Scarsa attività fisica

È stato dimostrato come il passaggio da una vita sedentaria ad un’attività fisica moderata per almeno 150 minuti alla settimana (livello minimo di esercizio fisico raccomandato dalla OMS) è associato a una riduzione del rischio di morte per qualunque causa del 24% e di morte per cancro del 11%. Si consiglia :
Evitare di rimanere seduti per più di un’ora di seguito interrompendo la sedentarietà con qualche minuti di attività fisica; Fare le scale invece di usare gli ascensori; Camminare almeno un’ora al giorno; Praticare almeno 150 minuti alla settimana di attività fisica moderata o 75 minuti di attività vigorosa.

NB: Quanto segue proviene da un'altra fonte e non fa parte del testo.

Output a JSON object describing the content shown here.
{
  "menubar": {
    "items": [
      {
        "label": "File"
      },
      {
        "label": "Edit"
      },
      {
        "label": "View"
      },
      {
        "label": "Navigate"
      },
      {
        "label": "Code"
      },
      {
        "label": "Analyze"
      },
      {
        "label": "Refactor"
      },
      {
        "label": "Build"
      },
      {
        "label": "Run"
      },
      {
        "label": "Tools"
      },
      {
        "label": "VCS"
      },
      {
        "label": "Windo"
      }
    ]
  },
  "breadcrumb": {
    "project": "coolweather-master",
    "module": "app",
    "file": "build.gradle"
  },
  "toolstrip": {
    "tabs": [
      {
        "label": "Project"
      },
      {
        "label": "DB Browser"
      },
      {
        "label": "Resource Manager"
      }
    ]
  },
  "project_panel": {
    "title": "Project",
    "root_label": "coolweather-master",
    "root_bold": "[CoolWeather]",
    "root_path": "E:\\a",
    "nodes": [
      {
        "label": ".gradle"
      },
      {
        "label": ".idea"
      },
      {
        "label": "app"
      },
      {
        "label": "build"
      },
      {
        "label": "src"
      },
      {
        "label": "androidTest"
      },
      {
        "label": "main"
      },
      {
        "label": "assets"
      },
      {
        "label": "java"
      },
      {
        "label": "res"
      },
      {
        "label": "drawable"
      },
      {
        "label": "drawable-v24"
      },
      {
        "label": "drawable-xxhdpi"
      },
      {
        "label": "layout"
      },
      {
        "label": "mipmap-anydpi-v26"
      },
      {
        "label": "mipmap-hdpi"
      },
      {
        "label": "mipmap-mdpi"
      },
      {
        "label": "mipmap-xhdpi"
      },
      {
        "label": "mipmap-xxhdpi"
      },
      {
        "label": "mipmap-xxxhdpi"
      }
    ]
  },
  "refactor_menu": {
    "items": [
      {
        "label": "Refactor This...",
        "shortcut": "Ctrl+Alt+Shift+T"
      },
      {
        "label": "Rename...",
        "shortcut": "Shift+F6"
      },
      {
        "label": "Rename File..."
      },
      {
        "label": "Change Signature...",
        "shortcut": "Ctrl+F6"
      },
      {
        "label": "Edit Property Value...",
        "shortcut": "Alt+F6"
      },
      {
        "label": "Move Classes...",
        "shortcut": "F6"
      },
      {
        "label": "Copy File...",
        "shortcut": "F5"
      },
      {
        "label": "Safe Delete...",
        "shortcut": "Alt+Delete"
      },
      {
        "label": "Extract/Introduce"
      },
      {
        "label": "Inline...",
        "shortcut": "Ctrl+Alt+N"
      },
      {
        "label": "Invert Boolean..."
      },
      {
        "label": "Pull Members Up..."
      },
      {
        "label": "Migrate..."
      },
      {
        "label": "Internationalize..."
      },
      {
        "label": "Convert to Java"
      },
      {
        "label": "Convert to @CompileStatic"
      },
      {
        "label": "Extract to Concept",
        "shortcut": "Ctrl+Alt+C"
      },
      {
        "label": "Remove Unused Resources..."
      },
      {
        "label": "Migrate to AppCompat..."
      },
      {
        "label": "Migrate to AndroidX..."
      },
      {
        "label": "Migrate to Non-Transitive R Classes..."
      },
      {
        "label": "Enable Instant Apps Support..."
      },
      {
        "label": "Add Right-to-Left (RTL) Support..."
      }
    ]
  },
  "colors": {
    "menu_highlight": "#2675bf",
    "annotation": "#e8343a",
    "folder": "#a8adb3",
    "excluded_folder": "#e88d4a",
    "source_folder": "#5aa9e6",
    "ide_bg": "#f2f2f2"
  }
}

L’esercizio fisico inoltre stimola il sistema immunitario, il quale a sua volta invia segnali chimici ai microbi intestinali modificando la sua composizione e stimolando la produzione di acidi grassi a catena corta. In un famoso esperimento sui topi, gli animali sono stati suddivisi in due gabbie, una con una ruota e l’altra senza. Il primo gruppo con la ruota correva in media 3 km al giorno e rispetto al gruppo di controllo producevano il doppio di butirrato e notevole aumento di varie sostanze antiossidanti fondamentali per contrasto dell’invecchiamento cellulare.